From the Brown County Genealogical Society newsletter. Original URL is defunct.

James White Cloud "The-gro-wo-nung" was born May 15, 1840 near the sight of the Iowa Indian Mission east of Highland and died July 16, 1940 at his home near White Cloud.

He attended the Iowa Mission school at Highland and received a "fair education" according to George Nuzum's 1906 biography of the Iowa Indians of Kansas & Nebraska.

He fought with the Union Army in the Civil War, served as a Scout for Company C 14th Kan. Cavalry. He killed several men when the Union repealed Quantrill's raid at Lawrence.

The town of White Cloud was named after his father, Chief Frank White Cloud (the Younger "Ma-Has Kah") who was killed by an arrow in a fight with the Pawnee Indians in 1856 (another source states Dec. 17, 1851).

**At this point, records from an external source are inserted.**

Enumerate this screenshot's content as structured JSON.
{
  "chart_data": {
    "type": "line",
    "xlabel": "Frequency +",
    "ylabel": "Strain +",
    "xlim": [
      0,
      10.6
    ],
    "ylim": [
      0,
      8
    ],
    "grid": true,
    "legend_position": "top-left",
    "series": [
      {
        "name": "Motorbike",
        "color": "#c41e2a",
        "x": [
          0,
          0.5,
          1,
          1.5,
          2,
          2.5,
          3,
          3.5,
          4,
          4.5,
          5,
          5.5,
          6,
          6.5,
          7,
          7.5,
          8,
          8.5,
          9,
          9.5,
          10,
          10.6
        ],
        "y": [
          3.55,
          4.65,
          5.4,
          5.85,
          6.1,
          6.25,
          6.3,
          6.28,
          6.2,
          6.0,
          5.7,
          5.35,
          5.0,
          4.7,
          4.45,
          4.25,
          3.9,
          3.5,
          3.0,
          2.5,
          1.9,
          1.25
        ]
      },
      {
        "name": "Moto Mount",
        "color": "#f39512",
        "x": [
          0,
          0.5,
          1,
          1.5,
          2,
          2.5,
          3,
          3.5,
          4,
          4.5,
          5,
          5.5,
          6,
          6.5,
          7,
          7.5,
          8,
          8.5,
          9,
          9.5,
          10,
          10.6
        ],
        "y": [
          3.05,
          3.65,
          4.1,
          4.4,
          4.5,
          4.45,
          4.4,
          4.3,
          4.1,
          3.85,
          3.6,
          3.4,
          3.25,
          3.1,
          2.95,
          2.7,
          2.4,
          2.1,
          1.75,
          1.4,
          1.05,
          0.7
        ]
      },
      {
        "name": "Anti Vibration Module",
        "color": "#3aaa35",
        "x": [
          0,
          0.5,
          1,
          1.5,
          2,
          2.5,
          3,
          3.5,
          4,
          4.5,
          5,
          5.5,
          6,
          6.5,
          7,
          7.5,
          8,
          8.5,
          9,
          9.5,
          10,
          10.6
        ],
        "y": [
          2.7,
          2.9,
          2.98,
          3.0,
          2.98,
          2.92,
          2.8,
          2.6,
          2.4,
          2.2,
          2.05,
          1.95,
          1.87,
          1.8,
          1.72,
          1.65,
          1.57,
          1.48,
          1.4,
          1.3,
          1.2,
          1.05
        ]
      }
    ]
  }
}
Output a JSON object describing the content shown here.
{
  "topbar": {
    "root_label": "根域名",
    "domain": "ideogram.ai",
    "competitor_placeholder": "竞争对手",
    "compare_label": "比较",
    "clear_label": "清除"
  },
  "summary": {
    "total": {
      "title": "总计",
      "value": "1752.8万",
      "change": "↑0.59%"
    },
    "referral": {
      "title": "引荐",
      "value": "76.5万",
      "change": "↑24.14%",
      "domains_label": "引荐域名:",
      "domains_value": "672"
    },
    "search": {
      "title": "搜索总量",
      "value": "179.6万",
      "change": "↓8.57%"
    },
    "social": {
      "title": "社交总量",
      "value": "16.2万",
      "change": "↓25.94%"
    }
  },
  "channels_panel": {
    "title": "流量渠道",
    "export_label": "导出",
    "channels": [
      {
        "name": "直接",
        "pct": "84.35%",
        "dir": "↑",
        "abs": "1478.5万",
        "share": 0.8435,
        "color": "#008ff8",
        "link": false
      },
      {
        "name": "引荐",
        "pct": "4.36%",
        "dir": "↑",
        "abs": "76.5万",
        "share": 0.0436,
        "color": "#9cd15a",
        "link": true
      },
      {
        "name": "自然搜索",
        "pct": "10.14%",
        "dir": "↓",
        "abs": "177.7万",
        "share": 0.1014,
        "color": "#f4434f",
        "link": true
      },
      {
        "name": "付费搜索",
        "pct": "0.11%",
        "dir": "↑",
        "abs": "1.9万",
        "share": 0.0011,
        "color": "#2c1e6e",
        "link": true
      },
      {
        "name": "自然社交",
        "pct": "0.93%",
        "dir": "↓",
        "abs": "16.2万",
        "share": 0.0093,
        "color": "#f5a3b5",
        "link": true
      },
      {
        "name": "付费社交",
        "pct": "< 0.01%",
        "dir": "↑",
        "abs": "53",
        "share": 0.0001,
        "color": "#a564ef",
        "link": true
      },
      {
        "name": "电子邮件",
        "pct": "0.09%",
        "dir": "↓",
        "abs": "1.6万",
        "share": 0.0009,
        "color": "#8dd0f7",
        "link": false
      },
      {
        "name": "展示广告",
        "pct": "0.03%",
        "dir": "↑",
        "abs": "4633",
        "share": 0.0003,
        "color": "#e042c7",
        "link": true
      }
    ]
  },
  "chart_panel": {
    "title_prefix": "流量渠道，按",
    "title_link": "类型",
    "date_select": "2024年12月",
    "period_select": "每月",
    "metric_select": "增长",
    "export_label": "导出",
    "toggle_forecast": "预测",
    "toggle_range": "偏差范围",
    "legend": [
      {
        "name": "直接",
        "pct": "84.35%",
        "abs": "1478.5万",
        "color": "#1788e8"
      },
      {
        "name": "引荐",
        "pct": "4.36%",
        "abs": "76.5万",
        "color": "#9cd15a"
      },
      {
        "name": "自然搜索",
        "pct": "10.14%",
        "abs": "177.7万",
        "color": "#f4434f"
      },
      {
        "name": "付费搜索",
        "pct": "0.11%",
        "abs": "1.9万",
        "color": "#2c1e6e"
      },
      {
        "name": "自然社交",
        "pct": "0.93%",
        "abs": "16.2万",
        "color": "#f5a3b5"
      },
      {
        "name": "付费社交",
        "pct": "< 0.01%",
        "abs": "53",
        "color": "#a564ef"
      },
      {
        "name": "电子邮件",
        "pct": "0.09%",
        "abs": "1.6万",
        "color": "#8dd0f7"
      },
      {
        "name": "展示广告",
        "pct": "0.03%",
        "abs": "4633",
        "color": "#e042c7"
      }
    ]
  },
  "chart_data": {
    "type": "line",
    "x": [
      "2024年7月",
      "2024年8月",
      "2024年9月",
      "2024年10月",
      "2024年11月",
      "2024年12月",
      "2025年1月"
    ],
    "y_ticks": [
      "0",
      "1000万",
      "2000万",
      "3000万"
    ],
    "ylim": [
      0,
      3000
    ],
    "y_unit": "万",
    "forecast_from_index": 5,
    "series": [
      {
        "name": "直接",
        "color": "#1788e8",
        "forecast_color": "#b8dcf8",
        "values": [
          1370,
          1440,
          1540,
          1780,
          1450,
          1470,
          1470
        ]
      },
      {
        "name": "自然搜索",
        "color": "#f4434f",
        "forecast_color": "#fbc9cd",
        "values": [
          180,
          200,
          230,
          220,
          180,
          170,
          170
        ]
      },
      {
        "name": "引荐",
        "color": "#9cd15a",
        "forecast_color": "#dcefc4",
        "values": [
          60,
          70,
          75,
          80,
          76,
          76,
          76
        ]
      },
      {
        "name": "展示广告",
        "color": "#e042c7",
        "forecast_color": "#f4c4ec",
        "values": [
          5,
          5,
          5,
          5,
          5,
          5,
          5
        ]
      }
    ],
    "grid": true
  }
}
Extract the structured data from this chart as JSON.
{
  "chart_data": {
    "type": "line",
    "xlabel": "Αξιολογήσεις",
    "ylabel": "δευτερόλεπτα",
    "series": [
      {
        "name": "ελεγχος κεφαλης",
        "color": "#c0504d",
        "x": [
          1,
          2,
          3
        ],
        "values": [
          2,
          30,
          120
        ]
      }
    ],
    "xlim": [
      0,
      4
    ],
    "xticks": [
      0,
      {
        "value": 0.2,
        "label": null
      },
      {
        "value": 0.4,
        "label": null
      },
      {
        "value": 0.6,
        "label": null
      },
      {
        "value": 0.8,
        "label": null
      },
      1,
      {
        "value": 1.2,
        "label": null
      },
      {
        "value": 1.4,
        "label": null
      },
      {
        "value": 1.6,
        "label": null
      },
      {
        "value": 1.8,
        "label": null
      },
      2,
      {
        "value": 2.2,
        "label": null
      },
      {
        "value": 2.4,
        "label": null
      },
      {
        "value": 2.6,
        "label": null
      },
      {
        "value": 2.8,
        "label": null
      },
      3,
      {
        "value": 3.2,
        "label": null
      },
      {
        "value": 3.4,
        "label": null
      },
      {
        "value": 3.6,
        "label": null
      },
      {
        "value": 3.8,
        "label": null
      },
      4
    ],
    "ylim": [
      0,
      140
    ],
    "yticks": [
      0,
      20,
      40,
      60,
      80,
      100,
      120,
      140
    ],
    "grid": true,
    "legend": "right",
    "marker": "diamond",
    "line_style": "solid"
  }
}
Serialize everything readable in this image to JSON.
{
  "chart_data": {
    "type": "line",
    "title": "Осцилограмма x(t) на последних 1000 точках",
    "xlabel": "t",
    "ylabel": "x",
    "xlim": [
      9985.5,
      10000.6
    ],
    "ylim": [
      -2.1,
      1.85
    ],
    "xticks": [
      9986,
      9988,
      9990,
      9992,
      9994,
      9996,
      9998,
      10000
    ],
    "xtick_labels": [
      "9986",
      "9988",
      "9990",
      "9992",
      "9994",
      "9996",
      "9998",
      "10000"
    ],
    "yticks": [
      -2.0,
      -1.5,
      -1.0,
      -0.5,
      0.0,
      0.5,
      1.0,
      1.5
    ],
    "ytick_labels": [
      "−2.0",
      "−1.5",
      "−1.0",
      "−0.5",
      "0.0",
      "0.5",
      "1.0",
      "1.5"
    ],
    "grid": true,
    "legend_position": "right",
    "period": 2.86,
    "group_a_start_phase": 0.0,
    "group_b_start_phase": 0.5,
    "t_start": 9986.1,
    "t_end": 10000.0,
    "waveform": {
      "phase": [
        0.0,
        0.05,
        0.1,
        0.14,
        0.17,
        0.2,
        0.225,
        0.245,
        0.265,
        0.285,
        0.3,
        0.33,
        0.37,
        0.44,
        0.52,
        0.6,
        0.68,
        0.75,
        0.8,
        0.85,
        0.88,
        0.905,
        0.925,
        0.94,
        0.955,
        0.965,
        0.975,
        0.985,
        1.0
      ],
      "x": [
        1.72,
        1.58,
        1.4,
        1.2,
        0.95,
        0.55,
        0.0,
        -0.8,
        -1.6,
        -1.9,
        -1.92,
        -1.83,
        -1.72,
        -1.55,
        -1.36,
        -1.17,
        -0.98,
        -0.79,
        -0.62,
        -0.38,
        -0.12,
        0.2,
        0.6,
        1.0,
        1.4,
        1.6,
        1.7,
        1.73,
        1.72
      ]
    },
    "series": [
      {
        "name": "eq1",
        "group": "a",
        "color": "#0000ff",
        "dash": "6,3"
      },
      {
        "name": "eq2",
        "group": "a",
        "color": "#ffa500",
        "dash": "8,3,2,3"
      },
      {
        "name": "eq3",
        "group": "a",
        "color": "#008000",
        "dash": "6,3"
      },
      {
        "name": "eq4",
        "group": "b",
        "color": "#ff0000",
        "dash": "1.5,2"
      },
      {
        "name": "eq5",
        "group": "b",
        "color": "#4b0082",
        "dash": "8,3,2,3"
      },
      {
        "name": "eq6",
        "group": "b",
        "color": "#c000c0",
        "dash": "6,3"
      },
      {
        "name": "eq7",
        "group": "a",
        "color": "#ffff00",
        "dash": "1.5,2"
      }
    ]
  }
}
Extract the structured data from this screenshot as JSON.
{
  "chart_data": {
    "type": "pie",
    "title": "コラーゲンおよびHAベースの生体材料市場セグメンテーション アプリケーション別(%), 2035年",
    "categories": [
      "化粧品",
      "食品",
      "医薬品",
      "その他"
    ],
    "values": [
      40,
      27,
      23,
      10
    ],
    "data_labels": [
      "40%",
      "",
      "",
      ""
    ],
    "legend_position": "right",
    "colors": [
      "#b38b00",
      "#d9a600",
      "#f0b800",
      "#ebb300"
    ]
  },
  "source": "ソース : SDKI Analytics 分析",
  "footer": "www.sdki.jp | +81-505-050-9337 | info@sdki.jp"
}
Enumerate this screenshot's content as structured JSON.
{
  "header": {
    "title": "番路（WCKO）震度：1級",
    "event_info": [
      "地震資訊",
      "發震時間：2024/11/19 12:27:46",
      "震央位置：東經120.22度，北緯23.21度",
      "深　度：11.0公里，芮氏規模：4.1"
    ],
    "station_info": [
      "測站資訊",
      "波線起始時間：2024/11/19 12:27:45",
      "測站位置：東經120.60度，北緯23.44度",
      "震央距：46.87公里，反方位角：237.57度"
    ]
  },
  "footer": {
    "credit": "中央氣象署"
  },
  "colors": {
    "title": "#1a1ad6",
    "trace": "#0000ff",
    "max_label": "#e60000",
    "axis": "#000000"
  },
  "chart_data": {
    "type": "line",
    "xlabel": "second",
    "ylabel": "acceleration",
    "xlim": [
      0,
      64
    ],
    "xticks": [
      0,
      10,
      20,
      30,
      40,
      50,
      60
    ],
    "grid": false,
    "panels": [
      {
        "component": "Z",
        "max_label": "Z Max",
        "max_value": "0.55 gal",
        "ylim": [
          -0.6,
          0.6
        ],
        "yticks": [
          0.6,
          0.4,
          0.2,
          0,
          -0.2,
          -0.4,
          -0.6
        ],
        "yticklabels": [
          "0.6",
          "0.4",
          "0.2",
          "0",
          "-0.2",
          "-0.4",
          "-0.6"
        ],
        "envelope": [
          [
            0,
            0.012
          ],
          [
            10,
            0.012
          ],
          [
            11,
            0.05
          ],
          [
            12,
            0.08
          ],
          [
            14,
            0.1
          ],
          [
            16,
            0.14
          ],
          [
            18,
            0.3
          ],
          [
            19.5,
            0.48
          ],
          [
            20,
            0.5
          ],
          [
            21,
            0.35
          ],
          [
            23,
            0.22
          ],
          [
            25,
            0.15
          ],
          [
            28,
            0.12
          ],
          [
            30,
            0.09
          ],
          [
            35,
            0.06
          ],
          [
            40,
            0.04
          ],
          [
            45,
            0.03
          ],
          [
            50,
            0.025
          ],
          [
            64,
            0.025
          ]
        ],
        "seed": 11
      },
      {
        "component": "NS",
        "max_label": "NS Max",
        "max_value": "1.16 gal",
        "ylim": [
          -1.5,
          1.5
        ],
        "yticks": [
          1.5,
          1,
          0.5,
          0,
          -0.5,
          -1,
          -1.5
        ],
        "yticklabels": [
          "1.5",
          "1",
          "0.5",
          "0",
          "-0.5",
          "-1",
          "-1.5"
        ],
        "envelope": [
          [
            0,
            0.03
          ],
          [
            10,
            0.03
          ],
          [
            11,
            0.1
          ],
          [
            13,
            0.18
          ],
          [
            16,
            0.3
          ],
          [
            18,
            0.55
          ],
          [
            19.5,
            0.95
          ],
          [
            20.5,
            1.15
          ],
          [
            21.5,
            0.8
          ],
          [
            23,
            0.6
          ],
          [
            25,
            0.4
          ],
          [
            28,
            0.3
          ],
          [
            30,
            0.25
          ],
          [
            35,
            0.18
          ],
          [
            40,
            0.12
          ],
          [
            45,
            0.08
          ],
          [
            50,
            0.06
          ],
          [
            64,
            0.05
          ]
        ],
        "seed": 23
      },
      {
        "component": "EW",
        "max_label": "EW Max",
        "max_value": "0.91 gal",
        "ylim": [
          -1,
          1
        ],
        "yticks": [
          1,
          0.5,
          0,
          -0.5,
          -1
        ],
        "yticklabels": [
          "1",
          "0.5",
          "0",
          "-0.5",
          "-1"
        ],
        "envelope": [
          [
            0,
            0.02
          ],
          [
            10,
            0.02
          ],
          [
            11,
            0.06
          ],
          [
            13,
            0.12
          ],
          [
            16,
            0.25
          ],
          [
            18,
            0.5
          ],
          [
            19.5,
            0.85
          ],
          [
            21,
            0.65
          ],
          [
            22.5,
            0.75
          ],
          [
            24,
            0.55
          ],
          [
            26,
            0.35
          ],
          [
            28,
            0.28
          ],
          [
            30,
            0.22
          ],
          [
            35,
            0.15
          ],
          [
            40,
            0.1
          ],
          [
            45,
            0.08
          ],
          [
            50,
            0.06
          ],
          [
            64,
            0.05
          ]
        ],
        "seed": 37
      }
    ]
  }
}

His mother, Mary Many Days Robidoux was a daughter of Joseph Robidoux, founder of St. Joseph, MO and an Iowa Indian woman.

James White Cloud served as Chief of the Iowa Indian Nation from 1865 till his death in 1940. One of his prized possessions was a bear claw necklace that had been in the Iowa tribe for many years.

He was introduced to President Roosevelt while attending a Civil War reunion at Gettysburg in 1938.

On Feb. 28, 1867, White Cloud married "Wy-to-hum-gra-mee" (Pumpkin vine), full blooded Iowa Indian woman, married Indian Custom.

She was born about 1848 and died Aug. 1914. Her father was Sho-tom-he and her mother, Daw-ya-ma-mee. She could not read or write and only spoke her native language. In later years she was known as Grandma Louise White Cloud.

To this union was born two sons, Lewis White Cloud and Thomas White Cloud, who died when he was two years old.

Second marriage was to Lydia Dorian, an Iowa woman, married her Indian Custom, about 1874, lived with her about one year, one child was born to this union, but died when very small. During the time Jim lived with Lydia he had his first wife, and both women lived in the same house. Lydia separated Indian divorce, in 1875.

Third marriage was to Sallie Dorian, a Sac Indian woman, married her Indian Custom about 1875, to this union the following children were born, Emma (White Cloud) Little Crow and Joseph White Cloud. He lived with this Sac woman some seven or eight years, separated, Indian divorce, about 1883.

Fourth marriage was to Josie Dorian, a Ty. Iowa Indian woman, married her in 1884, Indian Costume. To this union one child was born, died in infancy. He lived with her about one year, separated Indian divorce about 1885.

The old Indian rule was for a man to have as many wives as he could support.

James was allocated 160 acres of land in northeast Brown County on the Iowa Reservation, 100 acres of it was in cultivation. He had a three room house, small barn, well, and other outbuildings on his allotment, and a bark house, the only one on the Iowa reservation.

James and Louise White Cloud were buried Tesson cemetery, near the northeast corner of Brown County. The Tesson cemetery was so named for Joseph Tesson, brother-in law of James White Cloud.